In the embodiment of the present invention, a weighting value is larger as a continuing period is longer. Alternatively, a weighting value may be larger as a continuing period is shorter. The configuration may also be such that, while a continuing period is shorter than a predetermined period, a weighting value is made larger as the continuing period becomes longer, and when the continuing period exceeds a predetermined period, a weighting value is made smaller as the continuing period becomes longer (that is, a weighting value is lowered when a continuing period is constantly long). A relationship between a continuing period and a weighting value may also be such that a weighting value is rapidly changed as the continuing period exceeds a certain period, and may be set optionally.
Although embodiments of the present invention have been described and illustrated in detail, the disclosed embodiments are made for purposes of illustration and example only and not limitation. The scope of the present invention should be interpreted by terms of the appended claims.

Claims

What is claimed is:

1. A sentence scoring device comprising

a hardware processor that:

extracts a sentence from a document;

identifies a matter shown by the sentence;

acquires a continuing period of the identified matter;

derives a first weighting value of the sentence based on the acquired continuing period;

extracts a keyword included in the sentence;

derives a second weighting value of the sentence based on the extracted keyword; and

determines a weighting value of the sentence based on the first weighting value and the second weighting value.

2. The sentence scoring device according to claim 1, wherein

the keyword is a certain character string to which a weighting value is set in advance.

3. The sentence scoring device according to claim 1, wherein

the keyword is a character string showing a risk.

4. The sentence scoring device according to claim 1, wherein

the hardware processor acquires a continuing period of the matter shown by the sentence based on a creation history of another sentence showing a matter that is the same as the matter shown by the sentence.

5. The sentence scoring device according to claim 1, wherein

the hardware processor determines whether or not the matter identified by the hardware processor is a matter that has been completed in the past, and

when the hardware processor determines that the matter shown by the sentence is a matter that has been completed in the past, the hardware processor acquires a continuing period from recurrence of the matter after the completion as a continuing period of the matter.

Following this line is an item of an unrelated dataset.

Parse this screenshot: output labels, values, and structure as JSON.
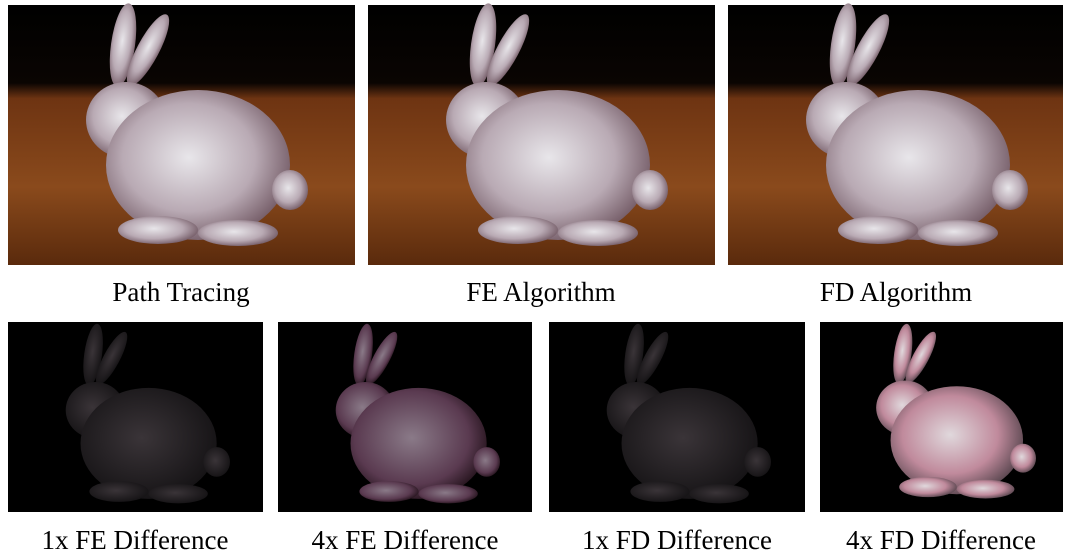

6. The sentence scoring device according to claim 1, wherein the document has a layer structure, and

the hardware processor derives a third weighting value corresponding to a title of a layer higher than or equal to a layer to which a sentence extracted by the hardware processor relates, and sets a weighting value of the sentence based on the first weighting value, the second weighting value, and the third weighting value.

7. The sentence scoring device according to claim 6, wherein

the title includes at least any one of “product name”, “project name”, “theme name”, “phase”, “negotiation name”, “department name”, “information of person in charge”, and “date of creation”.

8. The sentence scoring device according to claim 6, wherein

when there is a plurality of titles on the same layer, the hardware processor derives the third weighting value based on a weighting value set to each of the titles in advance.

9. A non-transitory recording medium storing a computer readable program causing an information processor to operate as the sentence scoring device according to claim 1.